Flow reduces the amplitude and increases the frequency of lymphatic vasomotion: role of endothelial prostanoids

Abstract

Fluid dynamic forces have substantial effects on the movement of lymph and activity of lymph vessels. The effect of increases in intraluminal flow on spontaneous pumping activity of isolated collecting lymphatics has not yet been characterized in a condition in which the intraluminal pressure is constant. Thus, in afferent lymph microvessels isolated from rat iliac lymph nodes, changes in maximum (Dmax) and minimum (Dmin) diameter to increases in perfusate flow were investigated in the presence of a constant perfusion pressure of 6 cmH2O. Intraluminal flow was elicited by increases in the difference between outflow and inflow pressures (Pdiff, from 0 to 6 cmH2O). Diameters were measured by videomicroscopy.

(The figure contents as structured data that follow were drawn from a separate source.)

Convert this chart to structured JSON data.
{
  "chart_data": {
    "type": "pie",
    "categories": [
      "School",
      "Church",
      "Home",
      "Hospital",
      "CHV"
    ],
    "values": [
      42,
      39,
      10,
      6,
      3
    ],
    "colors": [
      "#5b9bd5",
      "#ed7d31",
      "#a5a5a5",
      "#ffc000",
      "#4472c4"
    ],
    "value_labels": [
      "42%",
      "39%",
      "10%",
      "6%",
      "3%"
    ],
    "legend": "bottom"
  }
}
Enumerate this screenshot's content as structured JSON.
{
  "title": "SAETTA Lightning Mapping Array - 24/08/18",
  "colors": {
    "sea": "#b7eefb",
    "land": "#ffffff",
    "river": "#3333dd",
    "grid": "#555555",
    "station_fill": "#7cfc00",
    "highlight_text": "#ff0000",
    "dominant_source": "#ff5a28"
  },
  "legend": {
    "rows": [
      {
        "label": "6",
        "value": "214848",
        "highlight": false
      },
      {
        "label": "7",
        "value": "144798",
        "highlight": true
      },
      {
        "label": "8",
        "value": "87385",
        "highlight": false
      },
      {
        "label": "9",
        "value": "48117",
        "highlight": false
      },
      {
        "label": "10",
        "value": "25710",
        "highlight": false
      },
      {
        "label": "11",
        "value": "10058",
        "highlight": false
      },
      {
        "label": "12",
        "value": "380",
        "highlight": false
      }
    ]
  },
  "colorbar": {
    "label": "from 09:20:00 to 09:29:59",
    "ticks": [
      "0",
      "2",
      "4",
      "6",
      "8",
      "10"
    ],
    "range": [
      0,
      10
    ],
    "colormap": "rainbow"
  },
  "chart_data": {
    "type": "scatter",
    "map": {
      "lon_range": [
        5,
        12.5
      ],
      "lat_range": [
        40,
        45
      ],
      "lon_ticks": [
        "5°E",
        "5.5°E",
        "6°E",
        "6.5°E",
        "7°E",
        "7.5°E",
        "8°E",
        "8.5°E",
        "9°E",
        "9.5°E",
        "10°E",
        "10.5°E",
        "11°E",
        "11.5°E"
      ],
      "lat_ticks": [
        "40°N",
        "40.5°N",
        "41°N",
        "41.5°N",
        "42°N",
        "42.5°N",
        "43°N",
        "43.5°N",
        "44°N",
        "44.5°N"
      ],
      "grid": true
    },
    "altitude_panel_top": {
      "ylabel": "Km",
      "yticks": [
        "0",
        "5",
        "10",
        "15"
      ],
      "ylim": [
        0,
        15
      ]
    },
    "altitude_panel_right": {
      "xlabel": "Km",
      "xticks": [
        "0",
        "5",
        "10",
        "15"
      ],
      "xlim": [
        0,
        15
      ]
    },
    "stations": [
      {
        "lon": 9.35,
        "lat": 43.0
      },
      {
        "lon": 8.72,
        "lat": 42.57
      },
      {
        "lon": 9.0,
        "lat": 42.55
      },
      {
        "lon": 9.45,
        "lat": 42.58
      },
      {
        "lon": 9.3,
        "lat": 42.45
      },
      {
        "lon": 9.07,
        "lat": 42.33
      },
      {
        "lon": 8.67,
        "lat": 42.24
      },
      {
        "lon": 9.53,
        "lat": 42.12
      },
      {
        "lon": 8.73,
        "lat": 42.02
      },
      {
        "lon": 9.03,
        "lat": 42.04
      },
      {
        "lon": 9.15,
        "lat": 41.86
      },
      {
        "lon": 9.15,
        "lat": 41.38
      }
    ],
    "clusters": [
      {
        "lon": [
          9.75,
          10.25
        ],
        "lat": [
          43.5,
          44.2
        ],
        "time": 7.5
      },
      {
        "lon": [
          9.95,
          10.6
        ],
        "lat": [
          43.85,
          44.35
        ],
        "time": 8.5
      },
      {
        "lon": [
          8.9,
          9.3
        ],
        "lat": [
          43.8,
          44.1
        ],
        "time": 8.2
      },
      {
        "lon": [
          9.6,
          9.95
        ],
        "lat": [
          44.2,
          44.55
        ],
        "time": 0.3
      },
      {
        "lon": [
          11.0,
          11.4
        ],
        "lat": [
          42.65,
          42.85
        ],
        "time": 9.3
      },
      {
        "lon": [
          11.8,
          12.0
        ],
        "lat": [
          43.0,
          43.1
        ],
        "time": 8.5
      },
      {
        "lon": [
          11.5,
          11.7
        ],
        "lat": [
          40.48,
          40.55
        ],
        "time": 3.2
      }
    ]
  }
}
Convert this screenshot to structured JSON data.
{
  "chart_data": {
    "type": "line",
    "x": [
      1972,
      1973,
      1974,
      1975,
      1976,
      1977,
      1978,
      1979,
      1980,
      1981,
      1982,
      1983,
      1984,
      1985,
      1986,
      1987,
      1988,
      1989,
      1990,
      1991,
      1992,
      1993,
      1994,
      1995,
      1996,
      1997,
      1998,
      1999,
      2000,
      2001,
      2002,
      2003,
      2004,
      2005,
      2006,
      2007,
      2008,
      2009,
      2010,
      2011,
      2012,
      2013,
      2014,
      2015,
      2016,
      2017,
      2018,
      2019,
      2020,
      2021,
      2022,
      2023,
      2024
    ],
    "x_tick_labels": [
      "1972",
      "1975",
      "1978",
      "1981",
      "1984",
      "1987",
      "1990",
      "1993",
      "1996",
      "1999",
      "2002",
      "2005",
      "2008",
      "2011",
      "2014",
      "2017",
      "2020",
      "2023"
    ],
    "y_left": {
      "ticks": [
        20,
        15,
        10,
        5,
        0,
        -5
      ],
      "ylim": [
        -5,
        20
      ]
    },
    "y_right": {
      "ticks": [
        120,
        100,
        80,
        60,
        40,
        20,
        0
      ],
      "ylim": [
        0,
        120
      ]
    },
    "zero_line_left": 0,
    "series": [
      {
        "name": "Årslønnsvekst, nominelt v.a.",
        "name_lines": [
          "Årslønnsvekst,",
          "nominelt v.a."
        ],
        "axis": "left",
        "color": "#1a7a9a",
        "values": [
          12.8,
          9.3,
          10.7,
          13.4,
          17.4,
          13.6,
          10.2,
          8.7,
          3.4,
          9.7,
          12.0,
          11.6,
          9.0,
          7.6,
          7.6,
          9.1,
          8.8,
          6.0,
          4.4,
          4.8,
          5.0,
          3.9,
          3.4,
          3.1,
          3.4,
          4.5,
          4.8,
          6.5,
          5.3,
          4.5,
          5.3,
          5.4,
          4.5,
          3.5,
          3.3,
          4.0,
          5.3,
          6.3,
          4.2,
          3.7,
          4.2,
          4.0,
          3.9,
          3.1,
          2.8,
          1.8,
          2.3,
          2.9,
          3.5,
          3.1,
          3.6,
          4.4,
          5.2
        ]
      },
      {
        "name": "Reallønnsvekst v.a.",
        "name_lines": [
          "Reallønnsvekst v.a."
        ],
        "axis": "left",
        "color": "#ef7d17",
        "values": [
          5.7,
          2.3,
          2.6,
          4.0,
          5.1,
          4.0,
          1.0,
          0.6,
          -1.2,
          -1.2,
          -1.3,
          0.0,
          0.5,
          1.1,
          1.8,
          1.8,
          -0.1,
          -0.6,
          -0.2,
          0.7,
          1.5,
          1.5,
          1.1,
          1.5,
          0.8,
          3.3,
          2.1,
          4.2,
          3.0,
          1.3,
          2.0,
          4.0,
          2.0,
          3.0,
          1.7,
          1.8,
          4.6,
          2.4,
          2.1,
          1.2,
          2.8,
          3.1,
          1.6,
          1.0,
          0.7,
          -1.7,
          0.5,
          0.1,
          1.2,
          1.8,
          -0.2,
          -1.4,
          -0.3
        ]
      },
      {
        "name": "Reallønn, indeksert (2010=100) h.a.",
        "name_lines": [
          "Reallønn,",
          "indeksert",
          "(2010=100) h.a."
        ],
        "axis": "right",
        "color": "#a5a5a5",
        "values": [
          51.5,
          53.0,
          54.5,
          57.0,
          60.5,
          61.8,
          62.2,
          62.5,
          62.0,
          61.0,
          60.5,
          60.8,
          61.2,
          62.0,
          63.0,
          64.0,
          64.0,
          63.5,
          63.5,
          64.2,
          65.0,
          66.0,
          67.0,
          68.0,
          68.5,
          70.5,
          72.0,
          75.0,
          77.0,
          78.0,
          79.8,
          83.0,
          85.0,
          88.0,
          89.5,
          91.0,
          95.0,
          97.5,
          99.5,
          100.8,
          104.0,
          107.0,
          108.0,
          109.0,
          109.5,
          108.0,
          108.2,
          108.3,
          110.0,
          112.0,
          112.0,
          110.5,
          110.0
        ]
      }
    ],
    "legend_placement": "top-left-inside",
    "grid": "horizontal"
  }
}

In response to increases in perfusate flow, Dmax and Dmin of lymphatics decreased from 157.5 +/- 6.1 to 90.9 +/- 5.6 micron and from 91.9 +/- 5.3 to 66.3 +/- 3.6 micron, respectively, whereas vasomotion frequency increased from 18.0 +/- 0.7 min(-1) to 23.4 +/- 1.1 min(-1) (at Pdiff of 4 cmH2O). Removal of extracellular Ca2+ abolished spontaneous diameter oscillations; under these conditions the passive diameter of lymphatics was 216.0 +/- 7.1 micron and did not change in response to increases in perfusion. In the absence of endothelium, flow-induced changes in Dmax, Dmin, and oscillation frequency were eliminated. Nomega-nitro-L-arginine methyl ester, an inhibitor of nitric oxide synthase, did not affect flow-induced changes in diameter of lymphatics. In contrast, indomethacin, an inhibitor of prostaglandin synthesis, or SQ-29,548, a PGH2/thromboxane A2 (PGH2/TxA2) receptor blocker, inhibited the perfusion-induced reduction of Dmax and Dmin of lymphatics and also the increase in the frequency of vasomotion. These findings suggest that the sensitivity of lymphatic endothelium to increases in intraluminal flow could provide an important local intrinsic mechanism for the control of lymphatic resistance by release of constrictor prostanoids PGH2/TxA2.